Saudi Arabia’s energy minister, Prince Abdulaziz bin Salman, has warned traders, again, against shorting oil futures, less than two weeks before the OPEC+ production policy panel meets on June 4.
Prince Abdulaziz bin Salman promised oil speculators back in 2020, “I will make sure that whoever plays this market is going to sizzle like hell.”
The OPEC+ cuts announced in early April this year surprised speculators and threw the short sellers under the bus.
Amid the oil price selloff following banking jitters in March, top OPEC+ officials had spent weeks assuring market participants that the slump in oil did not warrant any adjustments to the output cut agreement. Until they decided it did.

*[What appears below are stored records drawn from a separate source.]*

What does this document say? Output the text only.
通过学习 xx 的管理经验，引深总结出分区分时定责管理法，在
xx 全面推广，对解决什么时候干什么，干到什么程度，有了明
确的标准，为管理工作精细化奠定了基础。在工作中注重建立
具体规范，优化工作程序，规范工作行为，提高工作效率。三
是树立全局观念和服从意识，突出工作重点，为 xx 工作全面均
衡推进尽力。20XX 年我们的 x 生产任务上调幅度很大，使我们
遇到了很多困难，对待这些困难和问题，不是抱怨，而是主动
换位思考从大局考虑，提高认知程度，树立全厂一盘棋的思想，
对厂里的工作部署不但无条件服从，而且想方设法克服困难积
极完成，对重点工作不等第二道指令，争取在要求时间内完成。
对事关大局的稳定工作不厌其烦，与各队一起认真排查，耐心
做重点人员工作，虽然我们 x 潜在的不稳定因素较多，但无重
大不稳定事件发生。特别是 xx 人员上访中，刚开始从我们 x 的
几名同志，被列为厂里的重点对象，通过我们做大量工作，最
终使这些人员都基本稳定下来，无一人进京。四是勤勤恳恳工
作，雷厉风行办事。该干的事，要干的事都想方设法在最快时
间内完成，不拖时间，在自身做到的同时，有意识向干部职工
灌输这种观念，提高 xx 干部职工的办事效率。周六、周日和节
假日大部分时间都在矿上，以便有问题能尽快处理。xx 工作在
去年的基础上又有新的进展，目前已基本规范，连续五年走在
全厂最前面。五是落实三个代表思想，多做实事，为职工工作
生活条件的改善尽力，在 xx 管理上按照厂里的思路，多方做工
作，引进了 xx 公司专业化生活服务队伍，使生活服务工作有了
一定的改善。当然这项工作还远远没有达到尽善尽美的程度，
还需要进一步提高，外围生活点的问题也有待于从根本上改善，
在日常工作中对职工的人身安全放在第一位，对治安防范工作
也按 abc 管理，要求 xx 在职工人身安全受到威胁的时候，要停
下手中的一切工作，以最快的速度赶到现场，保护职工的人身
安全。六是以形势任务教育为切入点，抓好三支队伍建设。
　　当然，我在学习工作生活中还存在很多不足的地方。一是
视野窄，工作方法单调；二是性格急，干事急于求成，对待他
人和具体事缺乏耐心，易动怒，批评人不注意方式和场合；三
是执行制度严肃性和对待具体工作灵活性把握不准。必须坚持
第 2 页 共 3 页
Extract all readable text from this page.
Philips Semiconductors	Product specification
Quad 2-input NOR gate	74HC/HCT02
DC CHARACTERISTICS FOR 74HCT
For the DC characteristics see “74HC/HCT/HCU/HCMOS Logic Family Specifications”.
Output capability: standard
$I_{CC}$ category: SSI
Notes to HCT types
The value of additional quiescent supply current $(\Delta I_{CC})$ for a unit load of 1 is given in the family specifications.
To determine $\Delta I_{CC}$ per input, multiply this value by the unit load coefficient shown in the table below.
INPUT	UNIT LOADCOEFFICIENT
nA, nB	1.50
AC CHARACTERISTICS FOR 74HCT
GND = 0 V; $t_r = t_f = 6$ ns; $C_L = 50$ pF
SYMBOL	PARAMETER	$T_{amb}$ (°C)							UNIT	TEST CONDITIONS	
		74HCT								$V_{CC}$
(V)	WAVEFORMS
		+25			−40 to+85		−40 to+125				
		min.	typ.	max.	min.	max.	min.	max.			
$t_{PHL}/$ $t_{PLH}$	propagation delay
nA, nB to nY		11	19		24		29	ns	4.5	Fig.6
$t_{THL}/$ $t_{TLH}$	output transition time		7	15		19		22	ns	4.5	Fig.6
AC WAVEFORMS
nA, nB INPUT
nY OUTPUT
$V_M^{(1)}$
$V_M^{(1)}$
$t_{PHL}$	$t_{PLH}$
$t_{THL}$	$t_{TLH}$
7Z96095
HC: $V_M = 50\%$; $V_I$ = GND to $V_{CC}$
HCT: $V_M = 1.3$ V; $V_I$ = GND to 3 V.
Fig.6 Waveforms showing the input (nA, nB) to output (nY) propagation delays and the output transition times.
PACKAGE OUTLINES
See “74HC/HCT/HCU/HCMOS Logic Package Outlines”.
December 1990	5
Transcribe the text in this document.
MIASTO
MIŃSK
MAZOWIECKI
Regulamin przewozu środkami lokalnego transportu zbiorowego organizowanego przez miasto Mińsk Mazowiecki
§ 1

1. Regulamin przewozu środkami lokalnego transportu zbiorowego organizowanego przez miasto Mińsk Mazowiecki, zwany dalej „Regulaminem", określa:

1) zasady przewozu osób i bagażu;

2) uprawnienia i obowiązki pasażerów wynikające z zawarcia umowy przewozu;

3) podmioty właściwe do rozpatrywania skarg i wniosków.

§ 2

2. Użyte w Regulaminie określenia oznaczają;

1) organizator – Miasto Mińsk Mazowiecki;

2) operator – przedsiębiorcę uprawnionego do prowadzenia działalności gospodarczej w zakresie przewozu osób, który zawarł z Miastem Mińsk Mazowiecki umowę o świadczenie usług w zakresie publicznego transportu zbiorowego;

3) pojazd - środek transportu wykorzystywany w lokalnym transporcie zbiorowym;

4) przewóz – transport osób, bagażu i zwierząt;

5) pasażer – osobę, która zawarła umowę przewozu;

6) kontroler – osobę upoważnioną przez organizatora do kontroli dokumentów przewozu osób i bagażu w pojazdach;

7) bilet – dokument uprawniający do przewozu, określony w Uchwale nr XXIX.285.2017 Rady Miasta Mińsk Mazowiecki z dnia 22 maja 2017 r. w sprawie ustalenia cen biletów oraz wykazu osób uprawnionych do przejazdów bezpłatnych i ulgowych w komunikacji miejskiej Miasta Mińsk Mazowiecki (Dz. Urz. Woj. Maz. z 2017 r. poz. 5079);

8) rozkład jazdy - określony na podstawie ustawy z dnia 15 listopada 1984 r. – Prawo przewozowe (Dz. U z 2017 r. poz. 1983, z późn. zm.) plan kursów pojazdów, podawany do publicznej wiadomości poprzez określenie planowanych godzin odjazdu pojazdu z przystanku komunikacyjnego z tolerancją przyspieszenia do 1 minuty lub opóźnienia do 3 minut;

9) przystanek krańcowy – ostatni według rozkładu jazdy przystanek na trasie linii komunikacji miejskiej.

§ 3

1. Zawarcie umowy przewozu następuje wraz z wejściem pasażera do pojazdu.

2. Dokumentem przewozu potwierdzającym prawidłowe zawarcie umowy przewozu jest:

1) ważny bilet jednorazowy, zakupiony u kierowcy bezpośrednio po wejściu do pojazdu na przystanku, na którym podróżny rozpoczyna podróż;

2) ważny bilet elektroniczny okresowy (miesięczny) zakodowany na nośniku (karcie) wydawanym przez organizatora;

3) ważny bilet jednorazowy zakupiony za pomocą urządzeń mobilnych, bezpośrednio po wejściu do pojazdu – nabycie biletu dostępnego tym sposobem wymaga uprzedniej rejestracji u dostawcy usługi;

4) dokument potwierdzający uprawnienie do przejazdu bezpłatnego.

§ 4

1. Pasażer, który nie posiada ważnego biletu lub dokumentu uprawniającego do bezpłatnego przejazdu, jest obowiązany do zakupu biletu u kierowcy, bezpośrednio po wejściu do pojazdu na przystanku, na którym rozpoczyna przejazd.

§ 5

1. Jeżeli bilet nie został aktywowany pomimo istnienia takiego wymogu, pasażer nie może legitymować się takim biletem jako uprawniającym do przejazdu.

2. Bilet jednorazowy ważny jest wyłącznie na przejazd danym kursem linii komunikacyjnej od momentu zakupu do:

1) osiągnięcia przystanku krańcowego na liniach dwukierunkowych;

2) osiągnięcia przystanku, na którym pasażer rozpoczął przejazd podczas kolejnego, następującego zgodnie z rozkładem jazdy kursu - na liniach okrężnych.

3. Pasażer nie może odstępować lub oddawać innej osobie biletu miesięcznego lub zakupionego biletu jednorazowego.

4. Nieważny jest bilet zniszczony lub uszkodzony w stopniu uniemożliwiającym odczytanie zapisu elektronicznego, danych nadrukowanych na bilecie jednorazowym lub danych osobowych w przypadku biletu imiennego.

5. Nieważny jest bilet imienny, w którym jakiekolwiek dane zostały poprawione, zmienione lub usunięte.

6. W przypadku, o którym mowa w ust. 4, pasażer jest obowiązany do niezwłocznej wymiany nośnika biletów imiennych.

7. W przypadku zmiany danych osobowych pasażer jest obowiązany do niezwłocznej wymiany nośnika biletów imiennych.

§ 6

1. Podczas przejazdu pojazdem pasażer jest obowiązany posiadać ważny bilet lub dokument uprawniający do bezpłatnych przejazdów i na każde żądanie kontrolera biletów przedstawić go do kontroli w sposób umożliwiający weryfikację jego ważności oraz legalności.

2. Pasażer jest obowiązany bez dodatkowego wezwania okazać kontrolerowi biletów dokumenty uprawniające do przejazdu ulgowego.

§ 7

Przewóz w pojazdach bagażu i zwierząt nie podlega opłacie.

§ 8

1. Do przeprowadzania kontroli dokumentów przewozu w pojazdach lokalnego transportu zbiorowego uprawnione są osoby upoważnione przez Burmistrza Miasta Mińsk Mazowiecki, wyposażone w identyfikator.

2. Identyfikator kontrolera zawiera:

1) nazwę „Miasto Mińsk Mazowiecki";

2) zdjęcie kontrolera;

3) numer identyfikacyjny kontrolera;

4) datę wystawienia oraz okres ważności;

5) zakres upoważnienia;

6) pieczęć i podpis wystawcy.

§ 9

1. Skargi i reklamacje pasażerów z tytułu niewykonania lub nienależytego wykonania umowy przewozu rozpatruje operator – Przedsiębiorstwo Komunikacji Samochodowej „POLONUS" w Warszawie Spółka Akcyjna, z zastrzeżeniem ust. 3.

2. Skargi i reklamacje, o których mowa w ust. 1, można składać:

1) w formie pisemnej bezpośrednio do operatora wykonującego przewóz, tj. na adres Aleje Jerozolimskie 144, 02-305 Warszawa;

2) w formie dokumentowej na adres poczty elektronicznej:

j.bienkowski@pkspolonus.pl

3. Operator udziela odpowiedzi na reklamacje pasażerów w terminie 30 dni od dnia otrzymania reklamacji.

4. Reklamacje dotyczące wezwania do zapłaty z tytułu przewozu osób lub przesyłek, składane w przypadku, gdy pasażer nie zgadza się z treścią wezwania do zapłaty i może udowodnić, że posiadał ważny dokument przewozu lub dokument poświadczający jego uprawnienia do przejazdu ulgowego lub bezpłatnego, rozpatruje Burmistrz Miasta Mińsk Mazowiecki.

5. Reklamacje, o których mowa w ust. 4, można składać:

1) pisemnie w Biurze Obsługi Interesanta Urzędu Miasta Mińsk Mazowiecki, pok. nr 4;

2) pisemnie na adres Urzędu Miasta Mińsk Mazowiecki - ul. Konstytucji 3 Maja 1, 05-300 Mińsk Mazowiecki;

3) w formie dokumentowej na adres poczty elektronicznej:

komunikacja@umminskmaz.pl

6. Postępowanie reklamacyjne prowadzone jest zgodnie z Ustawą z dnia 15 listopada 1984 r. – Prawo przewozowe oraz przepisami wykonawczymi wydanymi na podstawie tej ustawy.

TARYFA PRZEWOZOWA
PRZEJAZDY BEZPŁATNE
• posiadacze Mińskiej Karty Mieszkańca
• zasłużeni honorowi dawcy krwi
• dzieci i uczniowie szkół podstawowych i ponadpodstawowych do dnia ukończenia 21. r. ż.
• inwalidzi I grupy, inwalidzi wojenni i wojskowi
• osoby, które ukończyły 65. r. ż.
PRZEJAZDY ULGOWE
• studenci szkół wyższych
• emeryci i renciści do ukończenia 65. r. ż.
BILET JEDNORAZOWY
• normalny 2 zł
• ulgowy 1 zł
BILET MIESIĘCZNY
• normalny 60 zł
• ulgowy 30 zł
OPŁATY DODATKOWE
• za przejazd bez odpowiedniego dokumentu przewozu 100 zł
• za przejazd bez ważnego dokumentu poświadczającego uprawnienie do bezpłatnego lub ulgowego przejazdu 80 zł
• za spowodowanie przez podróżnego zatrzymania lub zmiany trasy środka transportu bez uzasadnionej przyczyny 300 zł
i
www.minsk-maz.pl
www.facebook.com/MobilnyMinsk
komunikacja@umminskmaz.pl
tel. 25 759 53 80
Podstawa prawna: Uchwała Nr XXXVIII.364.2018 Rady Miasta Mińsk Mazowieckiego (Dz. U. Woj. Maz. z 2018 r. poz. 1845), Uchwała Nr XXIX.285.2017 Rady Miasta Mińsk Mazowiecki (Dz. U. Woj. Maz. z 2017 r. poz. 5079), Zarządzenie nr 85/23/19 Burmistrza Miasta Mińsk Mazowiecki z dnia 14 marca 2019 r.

The announcement of the April cuts came as markets were closed, and OPEC+ has undoubtedly bet on a jump in oil prices the moment markets open. Oil rose $6 a barrel on Monday after the announcement, the biggest one-day gain in more than a year. A week after the announcement, data from exchanges showed massive short-covering and a renewed buying spree in oil futures in the two days after OPEC+ said it would keep another more than 1 million bpd off the market for the rest of the year.
The latest positioning data, for the week ending May 16, showed that traders remain bearish on crude and continue to dump bullish bets.
Short-term concerns about the economy and growing fears of a recession, combined with the US debt ceiling saga, have turned market sentiment more bearish than it has been since 2011.
But the Saudi energy minister warned traders against shorting oil.
“I keep letting them know they’re going to fizzle — they did in April,” Abdulaziz bin Salman said at the Qatar Economic Forum on Tuesday, which was carried by Bloomberg.
“I just wanted to tell them: Watch out!”